Ich war wirklich überrascht, dass dieselben Akteure, die das immer als unumstößliche Wahrheit verkauft haben, innerhalb weniger Tage nach der letzten Bundestagswahl bereit waren, eine 180 Grad Wende bei diesem Gedanken hinzulegen und 600 Mrd. € über Kreditaufnahme eben jenem Staat zur Verfügung zu stellen, der dieses Geld doch angeblich nie gebraucht hat, bzw. damit nicht umgehen kann.
Hier sollte uns ein Widerspruch auffallen. Mit Blick auf das Sondervermögen ist es mehr als deutlich, dass es immer schon ein Fehler war, die Höhe der Staatseinnahmen nicht den wachsenden Aufgaben anzupassen.
Wir brauchen eine deutliche Erhöhung der Einnahmen. Die muss vor allem dort ansetzen, wo sie am wenigsten die Ökonomie hemmt und gleichzeitig die soziale Ungleichheit abbauen hilft.

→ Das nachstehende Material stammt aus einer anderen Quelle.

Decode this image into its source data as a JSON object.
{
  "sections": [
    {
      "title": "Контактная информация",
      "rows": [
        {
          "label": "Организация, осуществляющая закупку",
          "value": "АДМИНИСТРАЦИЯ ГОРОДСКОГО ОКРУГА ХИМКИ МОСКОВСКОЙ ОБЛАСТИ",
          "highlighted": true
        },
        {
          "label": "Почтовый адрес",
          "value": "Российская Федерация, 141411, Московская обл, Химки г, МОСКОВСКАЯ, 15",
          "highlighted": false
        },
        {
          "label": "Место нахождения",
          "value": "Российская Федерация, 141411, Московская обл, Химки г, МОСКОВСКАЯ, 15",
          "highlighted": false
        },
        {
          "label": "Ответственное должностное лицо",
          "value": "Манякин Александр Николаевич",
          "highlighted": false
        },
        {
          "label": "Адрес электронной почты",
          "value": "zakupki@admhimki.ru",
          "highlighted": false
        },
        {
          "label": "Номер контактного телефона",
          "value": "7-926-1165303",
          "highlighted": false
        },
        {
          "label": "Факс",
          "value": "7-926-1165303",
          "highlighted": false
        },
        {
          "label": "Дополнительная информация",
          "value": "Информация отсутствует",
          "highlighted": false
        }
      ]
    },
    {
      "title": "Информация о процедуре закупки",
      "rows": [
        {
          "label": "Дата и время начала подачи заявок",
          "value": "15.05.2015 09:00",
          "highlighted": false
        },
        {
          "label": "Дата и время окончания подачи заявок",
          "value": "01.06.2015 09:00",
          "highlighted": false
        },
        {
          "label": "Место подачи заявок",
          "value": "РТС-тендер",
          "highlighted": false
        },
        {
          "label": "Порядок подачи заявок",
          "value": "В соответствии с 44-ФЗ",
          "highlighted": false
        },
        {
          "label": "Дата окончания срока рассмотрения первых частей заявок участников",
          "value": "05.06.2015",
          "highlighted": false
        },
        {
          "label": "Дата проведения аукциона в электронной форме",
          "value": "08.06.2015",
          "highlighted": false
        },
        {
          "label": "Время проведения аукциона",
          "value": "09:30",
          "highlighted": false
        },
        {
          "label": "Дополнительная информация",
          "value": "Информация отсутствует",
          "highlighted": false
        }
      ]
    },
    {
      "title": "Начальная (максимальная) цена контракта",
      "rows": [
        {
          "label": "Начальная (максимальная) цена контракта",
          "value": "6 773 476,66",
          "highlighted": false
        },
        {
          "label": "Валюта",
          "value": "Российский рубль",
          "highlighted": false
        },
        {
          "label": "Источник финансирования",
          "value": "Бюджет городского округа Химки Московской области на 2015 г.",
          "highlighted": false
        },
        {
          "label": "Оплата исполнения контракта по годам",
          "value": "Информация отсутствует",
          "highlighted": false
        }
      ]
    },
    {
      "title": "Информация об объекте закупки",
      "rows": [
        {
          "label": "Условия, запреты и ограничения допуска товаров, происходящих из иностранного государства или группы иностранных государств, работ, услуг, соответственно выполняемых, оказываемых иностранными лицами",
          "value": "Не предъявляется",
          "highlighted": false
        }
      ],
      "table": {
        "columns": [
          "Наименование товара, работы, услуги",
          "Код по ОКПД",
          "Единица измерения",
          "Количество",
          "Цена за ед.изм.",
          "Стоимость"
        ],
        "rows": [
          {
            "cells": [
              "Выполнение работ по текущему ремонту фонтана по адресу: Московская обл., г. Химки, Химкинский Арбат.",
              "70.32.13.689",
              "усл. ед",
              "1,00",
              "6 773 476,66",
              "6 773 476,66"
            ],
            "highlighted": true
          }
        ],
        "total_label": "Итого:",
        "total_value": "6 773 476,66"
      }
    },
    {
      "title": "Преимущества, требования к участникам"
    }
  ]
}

Es ist keine Neuheit, dass hier vor allem die Vermögenssteuer und die Erbschaftssteuer infrage kommen.
Im Übrigen hätte man die Vermögensteuer beibehalten, hätte der Staat in der Zeit von 1997 bis heute zusätzliche Einnahmen von 500-700 Mrd. € haben können. D.h. auch das gesamte Sondervermögen, das jetzt über Kredite in die öffentlichen Kassen fließen wird, hätten wir zur Verfügung haben können, ohne dafür auch nur einen Cent Zinsen bezahlen zu müssen.
Ohne grundsätzliche Änderungen bleiben vor allem auch kommunale Haushalte Stückwerk und verkommen zu Reparaturarbeiten an einem System, das, so wie es ist, den Anforderungen der Zukunft nicht entsprechen kann.
Hier ist ein Lernprozess erforderlich, bei dem wir erkennen, warum wir überhaupt erst in diese Situation geraten sind.

Wir lehnen den Haushalt ab.
Herzlichen Dank für ihre Aufmerksamkeit.